The law in Malta says that pets are not permitted in flats. This law only applies to flats, not houses. Usually, a landlord doesn’t mind if a small pet, such as a rabbit, is kept in the flat. Larger animals such as dogs, however, are a problem. But there are landlords who allow pets in the flats.

Carrying Bottles

In Paceville, an entertainment district in Malta, it is not permitted to carry any glass bottles. Several years ago, a large brawl happened there and glass bottles were thrown, causing several severe injuries. This law usually only applies in the evening, when clubs and bars are open.

Drugs

Drugs are generally forbidden!

Towing a Vehicle

On Malta, it is forbidden to tow a vehicle with a towrope!

Here is the address of a local towing service:

RMFLtd
Guardamangia Hill
Pieta, MSD 10
Malta

General Enquiries: +356 2122 5536

SOS Numbers
Malta
+356 2124 2222
+356 2144 2422
Gozo
+356 2155 8844
Freephone
800 722 21

Webpage RMFMalta.com

Topless on the Beach

Topless on the beach? Not in Malta! In Malta, women are not allowed to sunbath topless! G-strings are also forbidden (only when worn openly).

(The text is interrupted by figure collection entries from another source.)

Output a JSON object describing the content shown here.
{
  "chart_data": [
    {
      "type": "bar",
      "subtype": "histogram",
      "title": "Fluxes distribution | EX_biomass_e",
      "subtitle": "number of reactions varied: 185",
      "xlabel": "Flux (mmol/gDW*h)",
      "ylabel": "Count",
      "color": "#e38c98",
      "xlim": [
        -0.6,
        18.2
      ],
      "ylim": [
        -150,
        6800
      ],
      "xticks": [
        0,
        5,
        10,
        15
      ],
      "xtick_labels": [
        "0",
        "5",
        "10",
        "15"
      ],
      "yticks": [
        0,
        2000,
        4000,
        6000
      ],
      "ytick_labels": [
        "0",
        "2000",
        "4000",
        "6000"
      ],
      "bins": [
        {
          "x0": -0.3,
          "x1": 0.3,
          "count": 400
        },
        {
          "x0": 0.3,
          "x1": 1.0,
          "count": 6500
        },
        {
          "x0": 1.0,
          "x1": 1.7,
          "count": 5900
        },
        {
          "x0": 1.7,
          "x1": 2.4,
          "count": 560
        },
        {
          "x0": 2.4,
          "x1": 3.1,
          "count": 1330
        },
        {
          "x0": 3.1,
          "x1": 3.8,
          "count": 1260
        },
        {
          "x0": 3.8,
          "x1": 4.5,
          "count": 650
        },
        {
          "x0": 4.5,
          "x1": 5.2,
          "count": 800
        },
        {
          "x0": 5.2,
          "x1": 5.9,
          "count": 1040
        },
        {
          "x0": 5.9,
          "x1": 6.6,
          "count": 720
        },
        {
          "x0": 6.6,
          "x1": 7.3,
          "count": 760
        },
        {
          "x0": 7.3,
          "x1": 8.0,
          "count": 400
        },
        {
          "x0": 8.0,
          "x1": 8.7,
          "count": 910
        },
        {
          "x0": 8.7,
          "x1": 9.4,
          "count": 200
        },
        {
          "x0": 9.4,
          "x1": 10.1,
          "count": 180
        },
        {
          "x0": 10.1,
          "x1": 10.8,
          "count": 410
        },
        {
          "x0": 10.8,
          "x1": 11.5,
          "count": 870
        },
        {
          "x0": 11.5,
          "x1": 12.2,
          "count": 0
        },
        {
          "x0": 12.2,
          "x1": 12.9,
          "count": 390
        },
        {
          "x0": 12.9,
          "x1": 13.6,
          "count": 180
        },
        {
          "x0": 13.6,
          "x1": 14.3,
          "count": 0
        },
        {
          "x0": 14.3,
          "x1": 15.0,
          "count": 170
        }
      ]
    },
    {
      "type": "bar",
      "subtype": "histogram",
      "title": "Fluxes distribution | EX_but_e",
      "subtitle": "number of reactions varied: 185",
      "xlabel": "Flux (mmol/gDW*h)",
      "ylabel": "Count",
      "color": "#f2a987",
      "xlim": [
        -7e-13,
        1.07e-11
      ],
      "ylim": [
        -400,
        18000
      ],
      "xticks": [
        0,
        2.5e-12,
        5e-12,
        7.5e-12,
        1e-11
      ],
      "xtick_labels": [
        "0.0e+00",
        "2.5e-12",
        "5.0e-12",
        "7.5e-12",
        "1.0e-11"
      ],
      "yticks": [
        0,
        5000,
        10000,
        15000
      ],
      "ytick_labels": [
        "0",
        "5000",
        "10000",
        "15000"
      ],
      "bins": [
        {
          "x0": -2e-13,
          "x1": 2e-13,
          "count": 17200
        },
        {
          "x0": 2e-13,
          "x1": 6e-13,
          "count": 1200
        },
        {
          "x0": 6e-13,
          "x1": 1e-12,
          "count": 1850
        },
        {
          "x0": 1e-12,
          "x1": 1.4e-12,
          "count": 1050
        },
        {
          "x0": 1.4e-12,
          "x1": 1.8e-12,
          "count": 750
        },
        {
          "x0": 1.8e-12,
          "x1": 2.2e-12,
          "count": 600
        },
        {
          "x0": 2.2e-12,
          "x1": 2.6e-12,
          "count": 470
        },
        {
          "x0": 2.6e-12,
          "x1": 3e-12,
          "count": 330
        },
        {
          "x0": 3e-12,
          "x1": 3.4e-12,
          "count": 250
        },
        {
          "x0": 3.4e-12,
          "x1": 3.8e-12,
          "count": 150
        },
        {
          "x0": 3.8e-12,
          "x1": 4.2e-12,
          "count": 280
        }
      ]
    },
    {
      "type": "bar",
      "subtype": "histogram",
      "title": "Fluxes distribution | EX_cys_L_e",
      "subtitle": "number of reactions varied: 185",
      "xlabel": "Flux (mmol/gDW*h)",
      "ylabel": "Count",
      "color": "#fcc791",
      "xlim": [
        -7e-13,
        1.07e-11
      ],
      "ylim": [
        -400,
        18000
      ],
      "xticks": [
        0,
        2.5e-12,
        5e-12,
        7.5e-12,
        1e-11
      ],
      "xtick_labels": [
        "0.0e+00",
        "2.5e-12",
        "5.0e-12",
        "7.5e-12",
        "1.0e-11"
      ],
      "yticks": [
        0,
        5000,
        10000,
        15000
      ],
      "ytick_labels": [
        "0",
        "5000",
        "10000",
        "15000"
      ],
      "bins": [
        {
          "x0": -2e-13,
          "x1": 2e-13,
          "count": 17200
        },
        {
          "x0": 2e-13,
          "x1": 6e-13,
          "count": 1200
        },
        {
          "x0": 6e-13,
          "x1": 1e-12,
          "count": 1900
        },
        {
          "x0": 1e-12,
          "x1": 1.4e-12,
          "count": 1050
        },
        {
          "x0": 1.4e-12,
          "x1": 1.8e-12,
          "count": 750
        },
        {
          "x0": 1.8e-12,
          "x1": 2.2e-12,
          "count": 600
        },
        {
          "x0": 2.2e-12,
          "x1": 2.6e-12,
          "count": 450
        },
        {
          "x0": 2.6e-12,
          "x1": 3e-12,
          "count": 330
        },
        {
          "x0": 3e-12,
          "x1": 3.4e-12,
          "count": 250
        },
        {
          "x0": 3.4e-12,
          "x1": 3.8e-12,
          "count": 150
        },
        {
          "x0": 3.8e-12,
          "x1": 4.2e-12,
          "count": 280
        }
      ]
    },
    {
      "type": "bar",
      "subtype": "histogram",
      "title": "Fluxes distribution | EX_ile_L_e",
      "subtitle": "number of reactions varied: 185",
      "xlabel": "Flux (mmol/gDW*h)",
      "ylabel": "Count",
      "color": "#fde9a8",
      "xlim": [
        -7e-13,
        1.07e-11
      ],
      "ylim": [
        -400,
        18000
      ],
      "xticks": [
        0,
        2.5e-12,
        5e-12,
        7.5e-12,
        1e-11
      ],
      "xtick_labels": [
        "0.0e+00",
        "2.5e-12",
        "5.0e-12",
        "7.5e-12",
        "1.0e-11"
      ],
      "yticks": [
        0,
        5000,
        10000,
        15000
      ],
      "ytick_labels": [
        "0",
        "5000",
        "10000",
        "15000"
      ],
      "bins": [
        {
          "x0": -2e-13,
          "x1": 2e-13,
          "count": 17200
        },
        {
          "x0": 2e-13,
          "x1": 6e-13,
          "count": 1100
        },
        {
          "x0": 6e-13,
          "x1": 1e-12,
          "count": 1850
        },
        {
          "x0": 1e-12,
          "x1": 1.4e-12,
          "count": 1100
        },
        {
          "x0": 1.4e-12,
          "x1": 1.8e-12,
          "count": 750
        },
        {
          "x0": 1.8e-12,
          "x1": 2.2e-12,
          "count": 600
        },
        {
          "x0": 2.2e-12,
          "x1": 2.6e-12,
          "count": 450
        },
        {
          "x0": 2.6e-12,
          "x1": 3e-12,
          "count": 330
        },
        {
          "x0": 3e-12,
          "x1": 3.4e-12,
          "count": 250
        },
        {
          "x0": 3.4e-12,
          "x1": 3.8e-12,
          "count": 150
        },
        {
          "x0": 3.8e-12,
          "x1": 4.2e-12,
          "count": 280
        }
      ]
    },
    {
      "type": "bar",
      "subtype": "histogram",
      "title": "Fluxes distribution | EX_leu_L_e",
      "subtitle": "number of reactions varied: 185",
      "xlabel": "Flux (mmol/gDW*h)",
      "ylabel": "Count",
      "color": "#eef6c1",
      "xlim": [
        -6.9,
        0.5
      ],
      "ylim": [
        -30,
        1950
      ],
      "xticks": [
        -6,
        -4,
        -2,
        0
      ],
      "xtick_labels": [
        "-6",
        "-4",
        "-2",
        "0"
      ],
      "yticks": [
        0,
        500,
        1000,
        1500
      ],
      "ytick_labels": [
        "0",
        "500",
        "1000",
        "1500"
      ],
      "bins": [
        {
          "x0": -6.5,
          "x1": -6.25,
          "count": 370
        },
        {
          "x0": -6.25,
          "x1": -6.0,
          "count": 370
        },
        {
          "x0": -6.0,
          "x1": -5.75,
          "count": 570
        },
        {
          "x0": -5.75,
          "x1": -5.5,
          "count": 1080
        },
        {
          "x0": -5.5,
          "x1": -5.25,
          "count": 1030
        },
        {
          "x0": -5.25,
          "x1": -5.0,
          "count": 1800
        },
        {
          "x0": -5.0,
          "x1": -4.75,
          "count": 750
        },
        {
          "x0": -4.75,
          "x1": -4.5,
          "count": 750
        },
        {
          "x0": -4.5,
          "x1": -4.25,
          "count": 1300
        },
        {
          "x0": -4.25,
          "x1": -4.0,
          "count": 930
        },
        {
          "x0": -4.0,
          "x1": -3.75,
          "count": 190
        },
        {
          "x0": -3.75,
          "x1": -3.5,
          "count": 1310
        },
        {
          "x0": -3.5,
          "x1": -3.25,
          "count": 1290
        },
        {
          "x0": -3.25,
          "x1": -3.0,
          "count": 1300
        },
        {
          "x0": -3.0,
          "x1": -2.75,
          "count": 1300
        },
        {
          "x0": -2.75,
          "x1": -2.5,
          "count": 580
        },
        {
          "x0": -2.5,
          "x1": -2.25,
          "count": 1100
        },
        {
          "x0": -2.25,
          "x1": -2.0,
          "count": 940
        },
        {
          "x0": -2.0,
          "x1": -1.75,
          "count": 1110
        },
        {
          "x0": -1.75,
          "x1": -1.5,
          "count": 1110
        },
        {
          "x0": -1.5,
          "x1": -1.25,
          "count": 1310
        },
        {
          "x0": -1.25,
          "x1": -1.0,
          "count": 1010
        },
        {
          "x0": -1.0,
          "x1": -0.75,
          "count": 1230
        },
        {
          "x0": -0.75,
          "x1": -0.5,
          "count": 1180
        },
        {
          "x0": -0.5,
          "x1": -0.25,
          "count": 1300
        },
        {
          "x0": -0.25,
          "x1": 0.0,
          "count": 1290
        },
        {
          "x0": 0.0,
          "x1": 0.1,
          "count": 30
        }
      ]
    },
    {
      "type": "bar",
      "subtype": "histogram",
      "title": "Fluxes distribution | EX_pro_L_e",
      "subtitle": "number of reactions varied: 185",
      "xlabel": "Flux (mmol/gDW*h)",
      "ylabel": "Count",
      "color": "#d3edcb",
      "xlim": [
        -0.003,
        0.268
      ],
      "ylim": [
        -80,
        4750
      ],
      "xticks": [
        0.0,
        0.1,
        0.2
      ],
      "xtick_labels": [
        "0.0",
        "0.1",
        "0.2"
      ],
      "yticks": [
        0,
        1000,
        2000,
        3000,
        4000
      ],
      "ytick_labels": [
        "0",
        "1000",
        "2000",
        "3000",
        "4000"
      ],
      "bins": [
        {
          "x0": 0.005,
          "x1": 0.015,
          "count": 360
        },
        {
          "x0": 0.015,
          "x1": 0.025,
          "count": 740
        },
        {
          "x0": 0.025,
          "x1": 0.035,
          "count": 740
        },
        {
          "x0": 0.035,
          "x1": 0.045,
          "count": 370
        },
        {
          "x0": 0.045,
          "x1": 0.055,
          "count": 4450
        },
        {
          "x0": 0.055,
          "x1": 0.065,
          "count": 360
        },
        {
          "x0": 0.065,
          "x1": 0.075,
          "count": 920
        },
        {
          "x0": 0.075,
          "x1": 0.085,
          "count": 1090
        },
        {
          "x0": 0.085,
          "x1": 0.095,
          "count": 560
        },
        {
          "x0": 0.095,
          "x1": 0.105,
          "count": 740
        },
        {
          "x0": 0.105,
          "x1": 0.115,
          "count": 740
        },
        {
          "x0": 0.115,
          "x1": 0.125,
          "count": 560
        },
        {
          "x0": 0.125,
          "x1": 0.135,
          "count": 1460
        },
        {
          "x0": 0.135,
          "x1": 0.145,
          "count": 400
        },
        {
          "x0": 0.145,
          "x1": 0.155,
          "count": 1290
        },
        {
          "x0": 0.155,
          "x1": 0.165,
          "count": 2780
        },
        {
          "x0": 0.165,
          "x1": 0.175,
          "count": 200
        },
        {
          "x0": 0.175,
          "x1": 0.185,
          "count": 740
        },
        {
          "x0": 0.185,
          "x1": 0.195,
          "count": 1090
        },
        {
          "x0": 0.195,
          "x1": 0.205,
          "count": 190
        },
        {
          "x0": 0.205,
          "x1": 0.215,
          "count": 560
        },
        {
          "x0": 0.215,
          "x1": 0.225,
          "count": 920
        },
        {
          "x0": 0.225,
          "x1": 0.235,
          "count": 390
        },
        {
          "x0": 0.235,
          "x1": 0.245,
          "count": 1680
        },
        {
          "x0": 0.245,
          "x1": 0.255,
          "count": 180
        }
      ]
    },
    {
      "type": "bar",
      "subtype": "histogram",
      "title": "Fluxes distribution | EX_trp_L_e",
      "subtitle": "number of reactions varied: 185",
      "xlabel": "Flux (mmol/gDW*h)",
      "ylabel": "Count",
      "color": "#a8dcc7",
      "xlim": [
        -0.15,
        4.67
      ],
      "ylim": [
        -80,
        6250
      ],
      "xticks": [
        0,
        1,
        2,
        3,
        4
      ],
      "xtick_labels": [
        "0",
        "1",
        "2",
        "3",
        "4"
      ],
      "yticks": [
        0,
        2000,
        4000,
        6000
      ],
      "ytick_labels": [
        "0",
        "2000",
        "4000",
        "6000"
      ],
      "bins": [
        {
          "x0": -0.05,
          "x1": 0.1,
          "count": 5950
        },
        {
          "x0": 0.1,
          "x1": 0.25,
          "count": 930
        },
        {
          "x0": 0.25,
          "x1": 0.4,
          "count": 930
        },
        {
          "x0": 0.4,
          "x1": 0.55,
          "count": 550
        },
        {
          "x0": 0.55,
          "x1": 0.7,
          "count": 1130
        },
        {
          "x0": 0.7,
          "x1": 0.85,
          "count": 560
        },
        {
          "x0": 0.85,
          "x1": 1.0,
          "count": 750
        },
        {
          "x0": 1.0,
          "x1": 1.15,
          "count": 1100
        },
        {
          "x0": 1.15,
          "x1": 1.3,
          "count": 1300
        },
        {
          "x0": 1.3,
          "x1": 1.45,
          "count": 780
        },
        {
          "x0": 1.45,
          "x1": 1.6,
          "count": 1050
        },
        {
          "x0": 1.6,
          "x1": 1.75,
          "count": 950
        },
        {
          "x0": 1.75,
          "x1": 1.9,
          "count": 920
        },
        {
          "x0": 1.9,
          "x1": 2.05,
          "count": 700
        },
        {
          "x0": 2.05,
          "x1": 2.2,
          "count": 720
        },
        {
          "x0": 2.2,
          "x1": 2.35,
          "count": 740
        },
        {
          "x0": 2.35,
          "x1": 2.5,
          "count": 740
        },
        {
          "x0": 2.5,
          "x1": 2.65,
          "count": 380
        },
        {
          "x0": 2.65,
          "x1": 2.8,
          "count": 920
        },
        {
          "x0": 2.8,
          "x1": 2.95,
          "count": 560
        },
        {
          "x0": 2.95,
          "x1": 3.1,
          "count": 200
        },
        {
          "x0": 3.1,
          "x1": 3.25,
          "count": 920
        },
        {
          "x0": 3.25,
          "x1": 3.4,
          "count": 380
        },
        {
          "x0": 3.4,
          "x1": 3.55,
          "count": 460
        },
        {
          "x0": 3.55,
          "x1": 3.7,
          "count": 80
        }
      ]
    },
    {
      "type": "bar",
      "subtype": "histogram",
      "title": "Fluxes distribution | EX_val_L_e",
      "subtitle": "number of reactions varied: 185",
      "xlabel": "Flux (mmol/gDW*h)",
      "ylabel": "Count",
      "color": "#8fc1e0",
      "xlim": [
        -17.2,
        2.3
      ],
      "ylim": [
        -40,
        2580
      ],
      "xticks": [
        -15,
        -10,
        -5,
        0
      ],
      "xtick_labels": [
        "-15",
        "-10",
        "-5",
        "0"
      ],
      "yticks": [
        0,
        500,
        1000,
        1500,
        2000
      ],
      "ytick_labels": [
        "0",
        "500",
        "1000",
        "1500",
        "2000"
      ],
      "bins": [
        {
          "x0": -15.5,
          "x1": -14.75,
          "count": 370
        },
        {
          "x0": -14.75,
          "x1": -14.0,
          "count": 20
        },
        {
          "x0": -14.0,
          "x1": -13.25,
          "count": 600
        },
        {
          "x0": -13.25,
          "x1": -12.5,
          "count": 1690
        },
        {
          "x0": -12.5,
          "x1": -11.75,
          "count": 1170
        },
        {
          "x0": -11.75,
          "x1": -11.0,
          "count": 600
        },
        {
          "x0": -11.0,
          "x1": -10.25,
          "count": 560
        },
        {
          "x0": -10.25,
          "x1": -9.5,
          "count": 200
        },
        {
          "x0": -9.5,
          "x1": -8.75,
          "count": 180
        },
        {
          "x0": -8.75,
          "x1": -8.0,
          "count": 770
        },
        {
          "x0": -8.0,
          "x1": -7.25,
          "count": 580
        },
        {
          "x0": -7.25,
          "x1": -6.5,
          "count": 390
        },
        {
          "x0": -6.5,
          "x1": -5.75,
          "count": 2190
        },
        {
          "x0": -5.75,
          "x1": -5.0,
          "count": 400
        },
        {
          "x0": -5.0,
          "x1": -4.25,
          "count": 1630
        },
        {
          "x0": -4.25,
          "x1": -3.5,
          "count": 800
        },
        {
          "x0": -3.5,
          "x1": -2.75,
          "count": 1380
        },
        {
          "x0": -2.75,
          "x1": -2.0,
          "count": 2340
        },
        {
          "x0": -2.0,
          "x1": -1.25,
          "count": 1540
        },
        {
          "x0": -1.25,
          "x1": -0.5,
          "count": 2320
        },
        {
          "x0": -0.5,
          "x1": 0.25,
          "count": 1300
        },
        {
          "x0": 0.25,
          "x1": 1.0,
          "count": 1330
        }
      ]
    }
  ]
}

Riding a Bus in Decent Clothes

If a man boards a bus topless or a woman does so in a swimming costume, the driver may request that person to dress decently or, if necessary, leave the bus!

Laundry on the Balcony

In Malta, it is not permitted to dry your laundry on the balcony, in front of a window or hang it up anywhere else in front of the house.

Nude Swimming in Malta

Nude swimming is officially forbidden in Malta!

Driving a Car

If you are not keen on getting a ticket, you’d better stick to the traffic rules. Traffic wardens are very strict and won’t enter into any arguments.
There are three large road tunnels (ca. 500 - 1000 metres long) in Malta. If you don’t switch on your headlights, you risk being fined.
Speed limits on Maltese traffic signs are given in km/h. Most rental cars, however, show mph on their speedometer. 60 km/h equals roughly 36 mph. Please keep that in mind.
Parking is one of the largest problems in road traffic. It’s better to take a long walk than to get a parking ticket, which will cost around 23 Euros.

Maltese Dog DirtDog Dirt on the Street

As is displayed on signs, you are obliged to remove the dirt of your beloved pet from the street. If this is ignored, you can get easily fined for it. It’s not just the police who watch out to make sure that the streets remain clean, but also the neighbours. If you don’t want to damage your reputation, you’d better clean up after your dog. For the Maltese this is self-evident.

* All information is subject to change.